SDG, sözde konferansında kararları tabi ki tek başına almıyor. Destekçileri ve de hamileri malumunuz. Bir istihbarat bilgisi daha vereyim; Deyrizor'daki ABD üssündeki füzeler yer değiştirmeye başlamış. Derik'deki sözde akademideki eğitimlerini tamamlayan YPG'lilere teslim edilmek üzere...
Öyle anlaşılıyor ki!.. Belçika'daki NATO zirvesinin hemen ardından Helsinki'de gerçekleşen Trump-Putin buluşmasının sonuçlarıyla Suriye'nin nasıl 3'e bölündüğünü, enerji kaynaklarının nasıl paylaşıldığını daha net olarak görmeye başlayacağız. Muhtemelen, Rusya'nın "anti demokratik ülkeleri desteklemiyoruz" pozisyonuna geçip İran'ı satmasını da...
Bu yazdığım somut bilgilerin arkasından belki de Esad'ın hangi pozisyona geçeceği konusunda hala kafa karışıklığı içinde olabilirsiniz. Ona da, Ankara'da devlet koridorlarında yapılan analizler çerçevesinde cevap vermeye çalışayım:
"Esad, PKK/YPG'ye iyice yaklaştı. İngiltere üzerinden..."
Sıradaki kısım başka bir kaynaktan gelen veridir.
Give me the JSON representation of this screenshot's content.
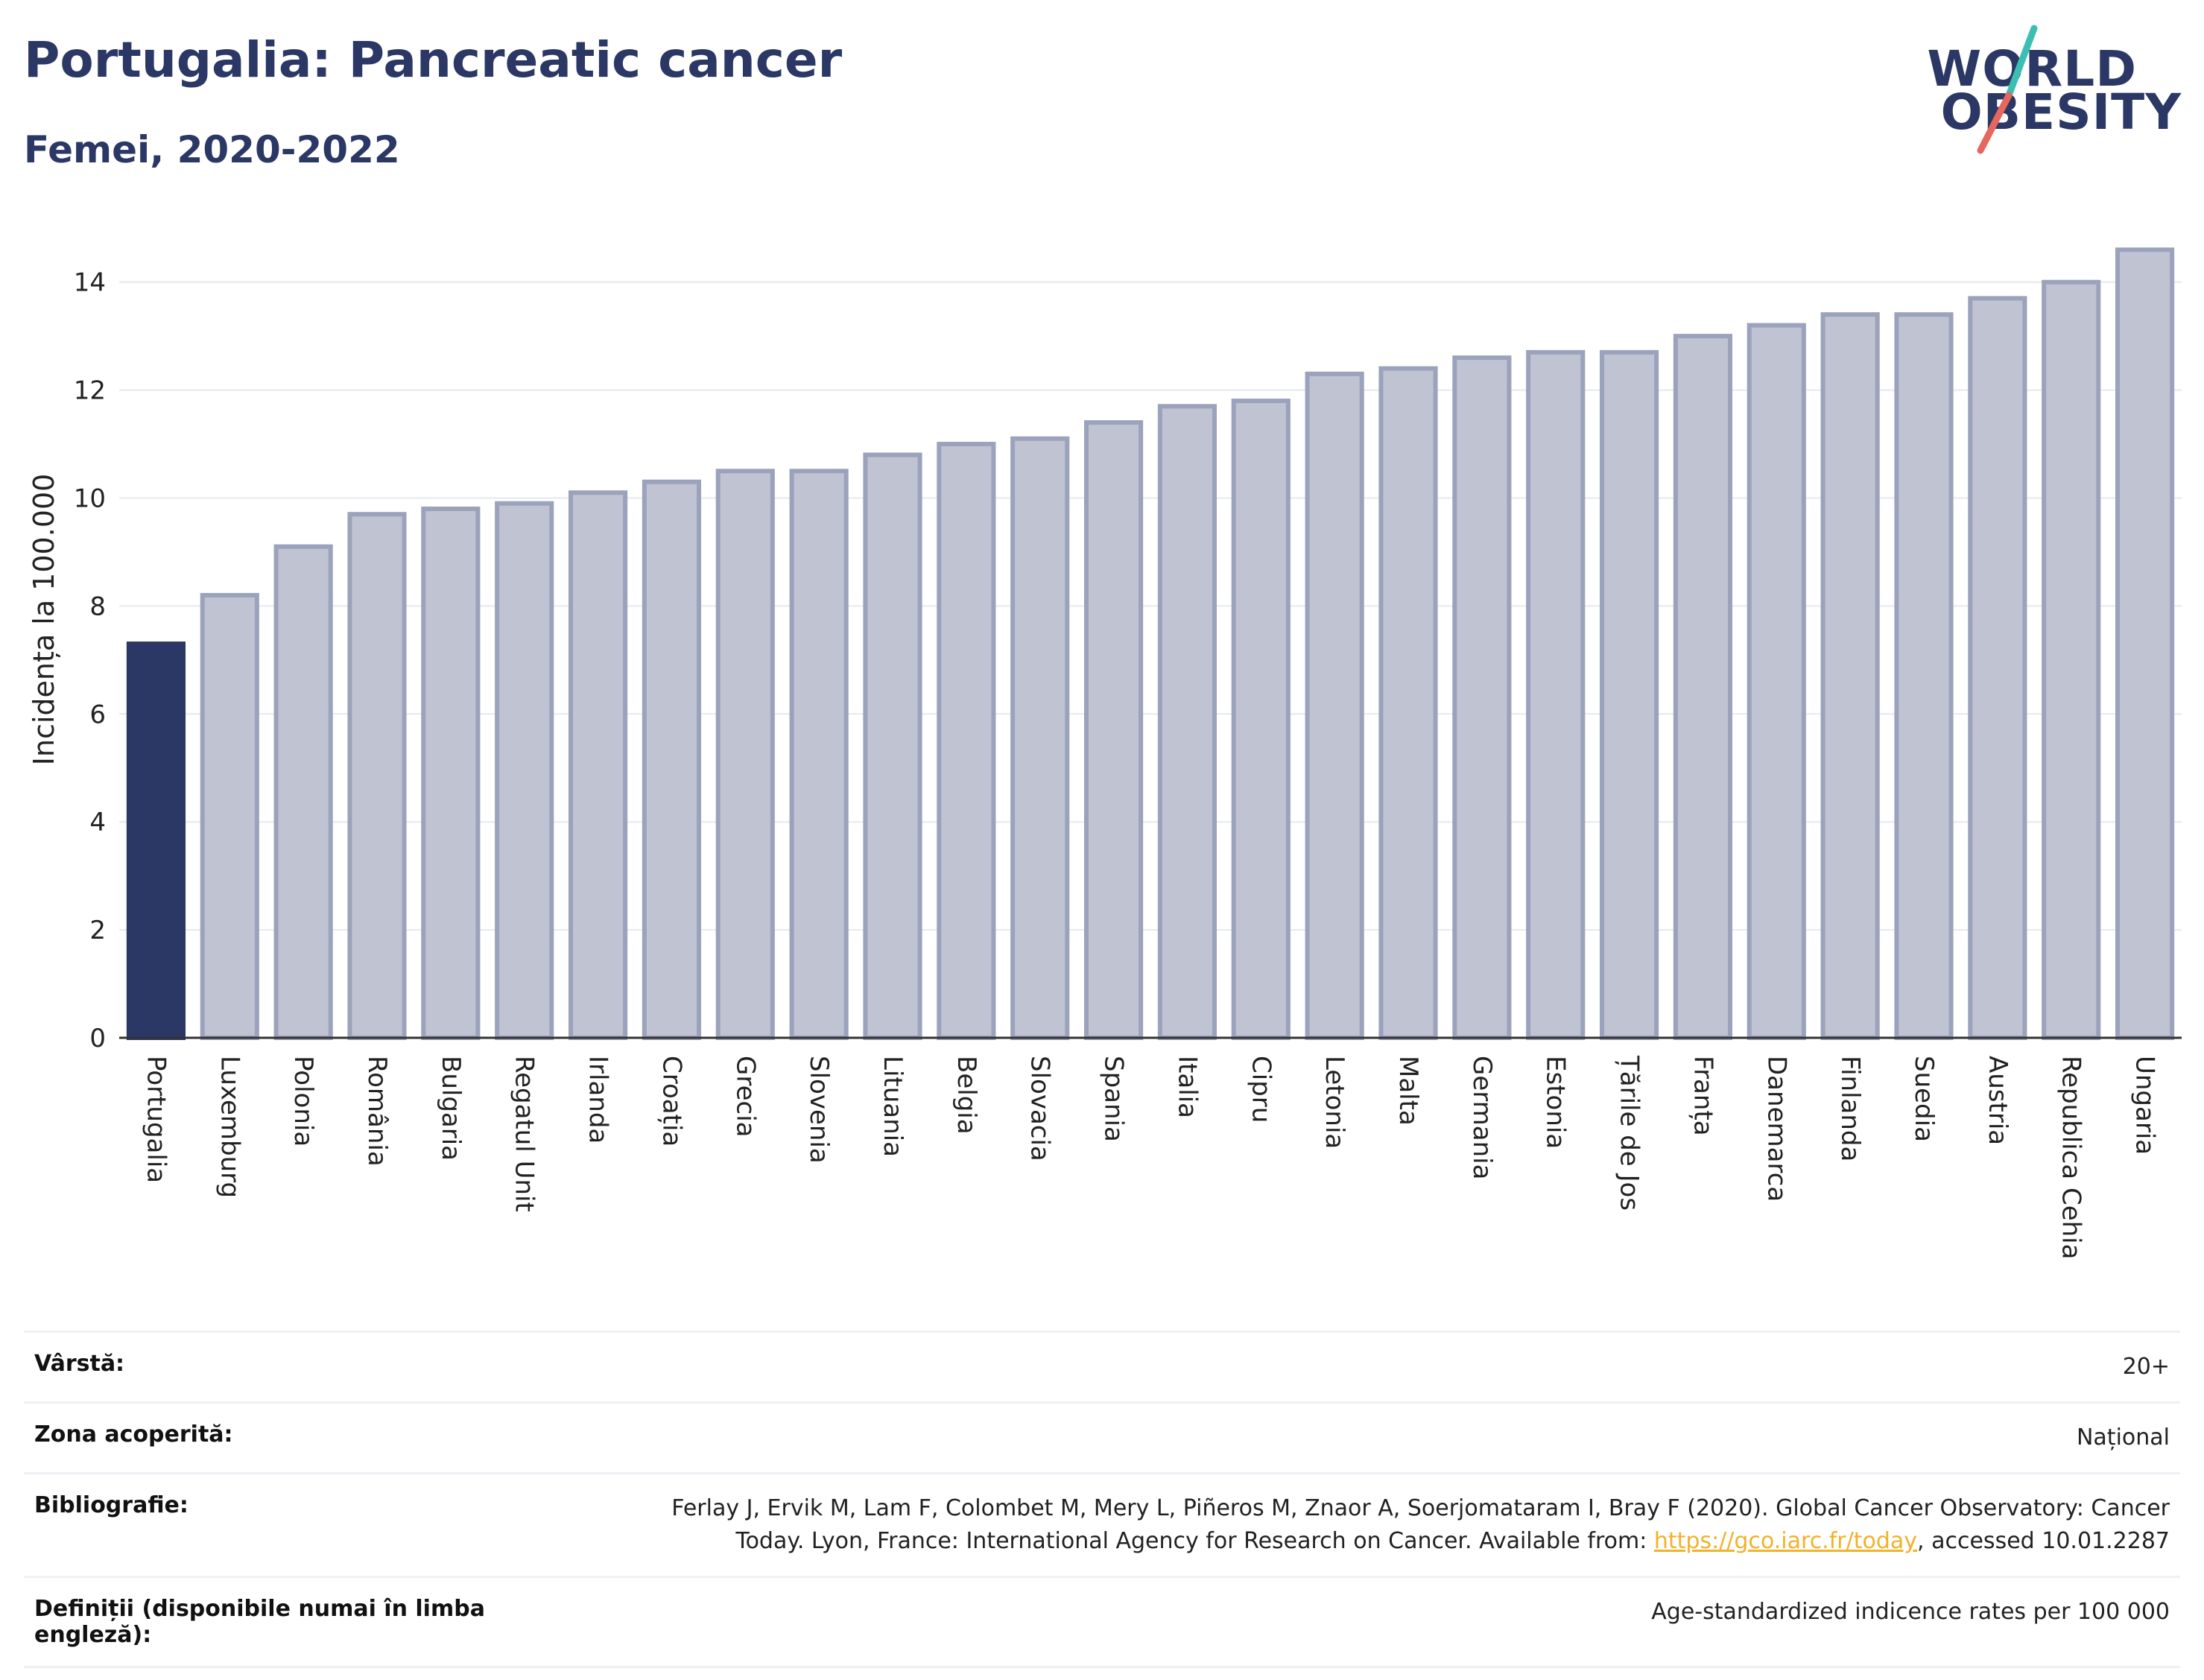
{
  "header": {
    "title": "Portugalia: Pancreatic cancer",
    "subtitle": "Femei, 2020-2022",
    "logo_line1": "WORLD",
    "logo_line2": "OBESITY"
  },
  "colors": {
    "highlight": "#2b3765",
    "bar_fill": "#bfc3d2",
    "bar_stroke": "#9ba2bb",
    "logo_teal": "#3cbfb3",
    "logo_coral": "#e5675d",
    "link": "#f2b22a"
  },
  "chart_data": {
    "type": "bar",
    "ylabel": "Incidența la 100.000",
    "ylim": [
      0,
      15.5
    ],
    "yticks": [
      0,
      2,
      4,
      6,
      8,
      10,
      12,
      14
    ],
    "grid": true,
    "highlight_category": "Portugalia",
    "categories": [
      "Portugalia",
      "Luxemburg",
      "Polonia",
      "România",
      "Bulgaria",
      "Regatul Unit",
      "Irlanda",
      "Croația",
      "Grecia",
      "Slovenia",
      "Lituania",
      "Belgia",
      "Slovacia",
      "Spania",
      "Italia",
      "Cipru",
      "Letonia",
      "Malta",
      "Germania",
      "Estonia",
      "Țările de Jos",
      "Franța",
      "Danemarca",
      "Finlanda",
      "Suedia",
      "Austria",
      "Republica Cehia",
      "Ungaria"
    ],
    "values": [
      7.3,
      8.2,
      9.1,
      9.7,
      9.8,
      9.9,
      10.1,
      10.3,
      10.5,
      10.5,
      10.8,
      11.0,
      11.1,
      11.4,
      11.7,
      11.8,
      12.3,
      12.4,
      12.6,
      12.7,
      12.7,
      13.0,
      13.2,
      13.4,
      13.4,
      13.7,
      14.0,
      14.6
    ]
  },
  "meta": {
    "age_label": "Vârstă:",
    "age_value": "20+",
    "coverage_label": "Zona acoperită:",
    "coverage_value": "Național",
    "bib_label": "Bibliografie:",
    "bib_text_1": "Ferlay J, Ervik M, Lam F, Colombet M, Mery L, Piñeros M, Znaor A, Soerjomataram I, Bray F (2020). Global Cancer Observatory: Cancer",
    "bib_text_2": "Today. Lyon, France: International Agency for Research on Cancer. Available from: ",
    "bib_link": "https://gco.iarc.fr/today",
    "bib_text_3": ", accessed 10.01.2287",
    "def_label": "Definiții (disponibile numai în limba engleză):",
    "def_value": "Age-standardized indicence rates per 100 000"
  }
}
Açıkça, İran'a yöneleceği belli olan tehdidin ardından- belki de eş zamanlı- sıranın Türkiye'de olduğunu söylemek için kahin olmak gerekmiyor!.. Devlet-millet olarak çok sıkı durmalıyız...
***
Altını ısrarla çizmem gereken bir husus daha var. "Seçimden hemen sonra Kamışlı'da, Türkiye'de faaliyet gösteren sol terör örgütleri, PKK ile yaptıkları toplantıda, PKK hakimiyetinin olmadığı özellikle Akdeniz, Ege, Karadeniz gibi yerlerde eylem için destek istemiş. PKK, olumlu cevap vermiştir" diye yazmıştım. Kahpeler, sevkiyata başladı. Her gün, özellikle Karadeniz bölgesinden sıcak temas haberleri geliyor. Kahraman Jandarma güçlerimizin şerefsizlere karşı verdiği amansız mücadeleyi tüm gücümüzle desteklemeliyiz.